貸金業者に対し、「払いすぎたお金を返せ」という請求をすることを、「過払い金返還請求」といいます。

 

(2)どのくらいの取引で過払い金は発生するのか

過払い金が発生しているかどうかは貸金業者から取引履歴を取り寄せて利息制限法で引直計算をしてみる必要があります。

過払い金が発生するかどうかはケースバイケースで一概に何年以上取引があれば必ず過払い金が発生するとはいえませんが、一般的には7年以上取引があれば過払い金が発生している可能性があり、10年以上であれば過払い金が発生している可能性が相当高いといえるでしょう

ただし、直前に多額の借増しをしていたり、小口の借入れを頻繁にしている場合は取引期間が10年以上であっても過払い金が発生しない場合もあります。

 

(3)過払い金回収をご自身ですることの可否

過払い金返還請求を債務者ご自身でおこなうことは、理論的には可能です。

しかし、現実的には司法書士・弁護士に依頼しないで自分で過払い金を回収しようと思っても、貸金業者が取引履歴の開示をしてくれなかったり、仮に取引履歴を開示してくれたとしても素直に過払い金を返還してくれないことが多いと思います。
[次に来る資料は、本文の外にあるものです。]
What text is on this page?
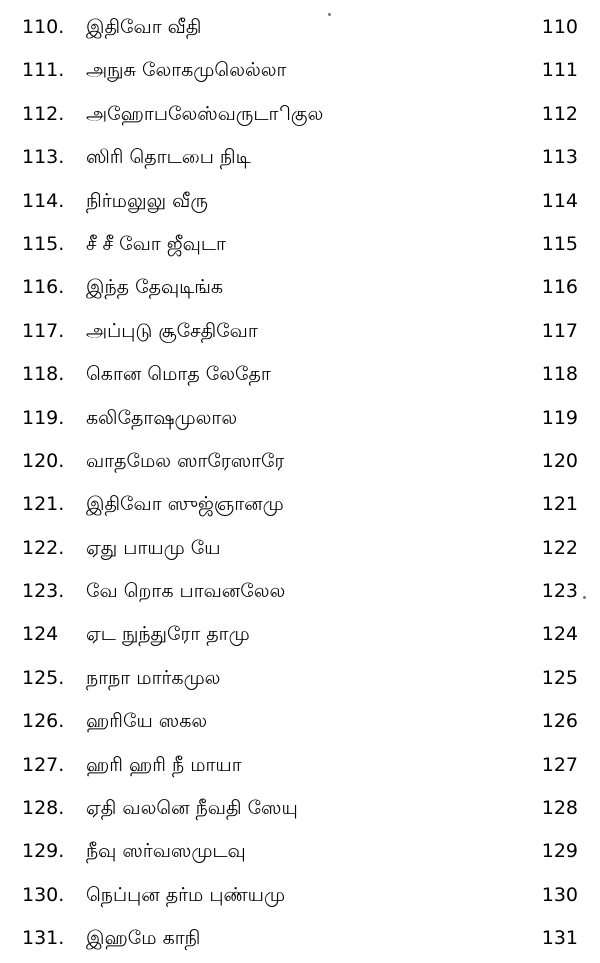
110. இதிவோ வீதி	110
111. அநுசு லோகமுலெல்லா	111
112. அஹோபலேஸ்வருடாிகுல	112
113. ஸிரி தொடபை நிடி	113
114. நிர்மலுலு வீரு	114
115. சீ சீ வோ ஜீவுடா	115
116. இந்த தேவுடிங்க	116
117. அப்புடு சூசேதிவோ	117
118. கொன மொத லேதோ	118
119. கலிதோஷமுலால	119
120. வாதமேல ஸாரேஸாரே	120
121. இதிவோ ஸுஜ்ஞானமு	121
122. ஏது பாயமு யே	122
123. வே றொக பாவனலேல	123
124 ஏட நுந்துரோ தாமு	124
125. நாநா மார்கமுல	125
126. ஹரியே ஸகல	126
127. ஹரி ஹரி நீ மாயா	127
128. ஏதி வலனெ நீவதி ஸேயு	128
129. நீவு ஸர்வஸமுடவு	129
130. நெப்புன தர்ம புண்யமு	130
131. இஹமே காநி	131
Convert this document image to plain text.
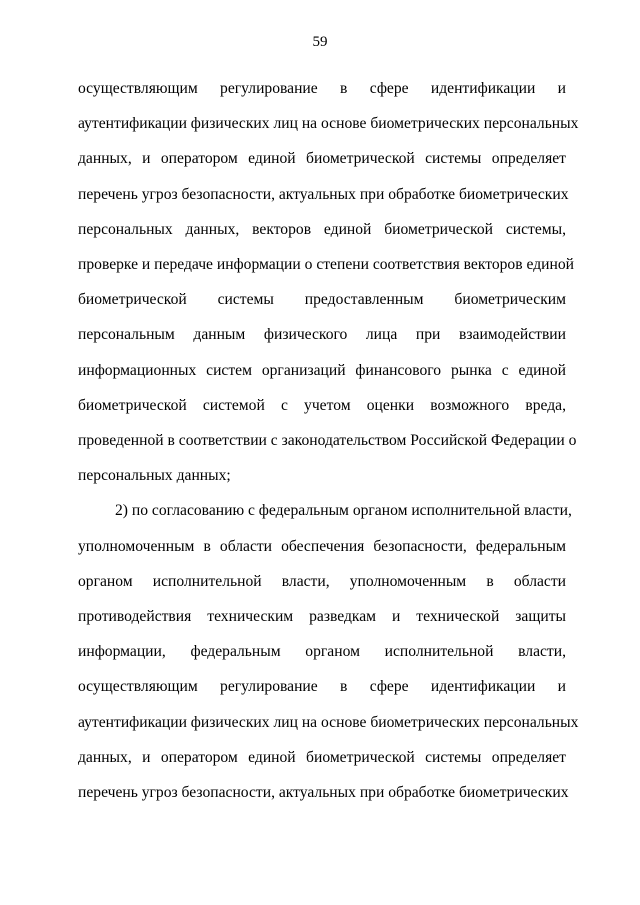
59
осуществляющим регулирование в сфере идентификации и
аутентификации физических лиц на основе биометрических персональных
данных, и оператором единой биометрической системы определяет
перечень угроз безопасности, актуальных при обработке биометрических
персональных данных, векторов единой биометрической системы,
проверке и передаче информации о степени соответствия векторов единой
биометрической системы предоставленным биометрическим
персональным данным физического лица при взаимодействии
информационных систем организаций финансового рынка с единой
биометрической системой с учетом оценки возможного вреда,
проведенной в соответствии с законодательством Российской Федерации о
персональных данных;
2) по согласованию с федеральным органом исполнительной власти,
уполномоченным в области обеспечения безопасности, федеральным
органом исполнительной власти, уполномоченным в области
противодействия техническим разведкам и технической защиты
информации, федеральным органом исполнительной власти,
осуществляющим регулирование в сфере идентификации и
аутентификации физических лиц на основе биометрических персональных
данных, и оператором единой биометрической системы определяет
перечень угроз безопасности, актуальных при обработке биометрических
そうなりますと債務者は民事訴訟を提起する以外なくなってしまいますが、最近では、ほとんどの業者が訴訟を提起しないと過払い金の満額返還に応じない状況になってしまっています。

訴訟を遂行するには専門的な知識が必要となりますのでかなりの困難を伴うことになります。そういった事情を考慮しますとやはり司法書士・弁護士に依頼をするのがスピーディかつ安全といえるでしょう。